Field Notes

Practical breakdowns of Airtable, Notion and Coda, and the exact moment a spreadsheet stops being enough.

For non-technical professionals

You don't need to know how to code to build something useful

Picture someone in office administration who has never opened a line of code in their life, staring at a shared spreadsheet that six people have quietly stopped trusting. This page is for that person, and for the marketing coordinator, the ops assistant, and the HR generalist who feel the same way.

A woman in business casual attire sitting at a desk building a project tracker on a laptop, looking focused and calm

Building your own tool isn't going around IT

There's a common worry that setting up your own Airtable base or Notion database is somehow overstepping, or that it'll create a mess someone else has to clean up later. In most workplaces, it's the opposite. A well-scoped internal tool for a small, low-stakes process is exactly the kind of thing IT teams are usually relieved not to have to build themselves.

The line worth respecting is around sensitive data and anything that touches customer information, payment details, or systems already managed centrally. For a task tracker, a simple sign-up sheet, or an internal directory, building it yourself is generally a reasonable and welcome thing to try, and telling your IT contact what you built afterward is usually appreciated more than asked for permission upfront.

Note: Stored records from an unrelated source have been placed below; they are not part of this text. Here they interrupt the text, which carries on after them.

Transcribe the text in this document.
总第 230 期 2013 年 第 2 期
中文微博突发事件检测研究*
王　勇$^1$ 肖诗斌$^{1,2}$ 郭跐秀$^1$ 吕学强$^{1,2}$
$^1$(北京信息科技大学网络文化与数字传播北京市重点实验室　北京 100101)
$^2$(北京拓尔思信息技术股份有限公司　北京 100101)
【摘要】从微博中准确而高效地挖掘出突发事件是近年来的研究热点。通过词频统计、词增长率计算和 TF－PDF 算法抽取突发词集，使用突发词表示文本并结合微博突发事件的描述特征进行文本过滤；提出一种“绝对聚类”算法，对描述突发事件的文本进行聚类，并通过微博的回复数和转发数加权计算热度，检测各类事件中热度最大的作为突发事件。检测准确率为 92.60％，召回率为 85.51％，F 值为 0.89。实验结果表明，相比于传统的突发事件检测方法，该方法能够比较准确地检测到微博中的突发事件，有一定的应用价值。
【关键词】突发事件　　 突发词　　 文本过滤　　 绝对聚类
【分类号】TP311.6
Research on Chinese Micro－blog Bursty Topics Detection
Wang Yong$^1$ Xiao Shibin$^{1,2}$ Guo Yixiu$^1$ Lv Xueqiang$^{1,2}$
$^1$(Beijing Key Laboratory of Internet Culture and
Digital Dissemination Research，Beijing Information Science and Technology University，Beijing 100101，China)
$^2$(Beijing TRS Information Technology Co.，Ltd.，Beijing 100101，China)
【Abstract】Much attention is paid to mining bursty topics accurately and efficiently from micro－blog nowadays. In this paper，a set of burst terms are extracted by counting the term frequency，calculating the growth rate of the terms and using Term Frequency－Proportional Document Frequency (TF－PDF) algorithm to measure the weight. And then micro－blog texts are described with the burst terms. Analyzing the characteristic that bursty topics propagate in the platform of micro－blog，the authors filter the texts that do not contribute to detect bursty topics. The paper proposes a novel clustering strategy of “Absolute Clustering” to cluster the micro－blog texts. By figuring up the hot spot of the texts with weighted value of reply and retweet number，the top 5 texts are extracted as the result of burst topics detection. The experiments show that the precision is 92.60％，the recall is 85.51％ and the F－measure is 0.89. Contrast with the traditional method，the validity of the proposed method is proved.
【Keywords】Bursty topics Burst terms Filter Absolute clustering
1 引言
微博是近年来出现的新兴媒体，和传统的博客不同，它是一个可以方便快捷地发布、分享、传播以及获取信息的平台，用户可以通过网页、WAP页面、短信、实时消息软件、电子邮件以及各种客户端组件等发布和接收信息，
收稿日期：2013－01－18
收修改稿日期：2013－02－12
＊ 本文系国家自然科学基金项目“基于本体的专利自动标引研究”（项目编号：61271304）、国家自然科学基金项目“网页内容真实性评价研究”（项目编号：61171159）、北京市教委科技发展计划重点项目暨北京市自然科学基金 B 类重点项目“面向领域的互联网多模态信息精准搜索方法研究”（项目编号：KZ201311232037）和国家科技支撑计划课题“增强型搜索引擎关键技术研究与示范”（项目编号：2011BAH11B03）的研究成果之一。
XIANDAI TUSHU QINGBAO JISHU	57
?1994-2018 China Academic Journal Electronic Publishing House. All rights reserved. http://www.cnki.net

A short conversation, not a proposal

How to mention what you built without sounding like you're asking permission

Describe it plainly

"I set up a small tracker in Airtable for our team's requests, nothing connected to customer data." A sentence, not a slide deck.

Mention who has access

IT teams generally care most about who can see what. Being upfront about the handful of people with access answers the first question they'd ask anyway.

Say what data it touches

Task names and internal statuses are a very different conversation to anything involving customer records or financial details.

Ask if it needs a heavier home

If the tool grows past your team, it's fair to ask whether it belongs somewhere more centrally supported. That question tends to land well.

A whiteboard covered in handwritten definitions of technical terms like database, automation and API, photographed in an office setting
Plain-English glossary

Terms you'll bump into, explained without jargon

Database
A structured collection of records, like tasks or contacts, where each entry follows the same set of fields.
Relational / Linked records
When one record connects to another, like a task connected to its parent project, so updating one place updates every view.
Automation
A rule that runs on its own, such as sending a message when a status changes, without a person doing it manually.
API
A way for two pieces of software to talk to each other. Most no-code tools use APIs behind the scenes to connect to other apps.
View
A different way of looking at the same underlying data, like a grid, a board, or a calendar, without duplicating anything.
Formula field
A field that calculates its value automatically based on other fields, similar to a spreadsheet formula but tied to the record.
Before you open a blank workspace

A short checklist worth five minutes

Skipping this step is the most common reason a first tool ends up abandoned within a month. It's tempting to jump straight into building, but a little thinking upfront saves a rebuild later.

Write down the actual problem in one sentence

"I need to know which invoices are overdue" is clearer than "we need better tracking."

List who touches the tool, roughly

Two people entering data and five people viewing it is a very different build than fifteen people editing simultaneously.

Decide the one view people will open first

Most tools are judged by their default screen. Pick the view that answers the most common question at a glance.

Give yourself permission to rebuild it once

The first version is rarely the final shape. Expect to adjust fields after a week of real use, and don't treat that as failure.

Choosing between the three, by role

A rough starting point, not a rule

These are tendencies observed while rebuilding the same tools across different scenarios, not fixed assignments. Plenty of teams do perfectly well outside these patterns.

Marketing coordinators

Content calendars and campaign trackers tend to sit comfortably in Notion, where the plan and the supporting notes live on the same page.

Operations and admin

Process trackers with several linked stages, like approvals or intake requests, often fit Airtable's structured views more naturally.

HR generalists

Onboarding checklists linked to new-hire records work well in either Airtable or Notion, largely depending on whether documentation or database structure matters more.

Small sales teams

A lightweight CRM with custom stages and buttons for follow-up actions is where Coda's formula flexibility tends to pay off, once the setup time is invested.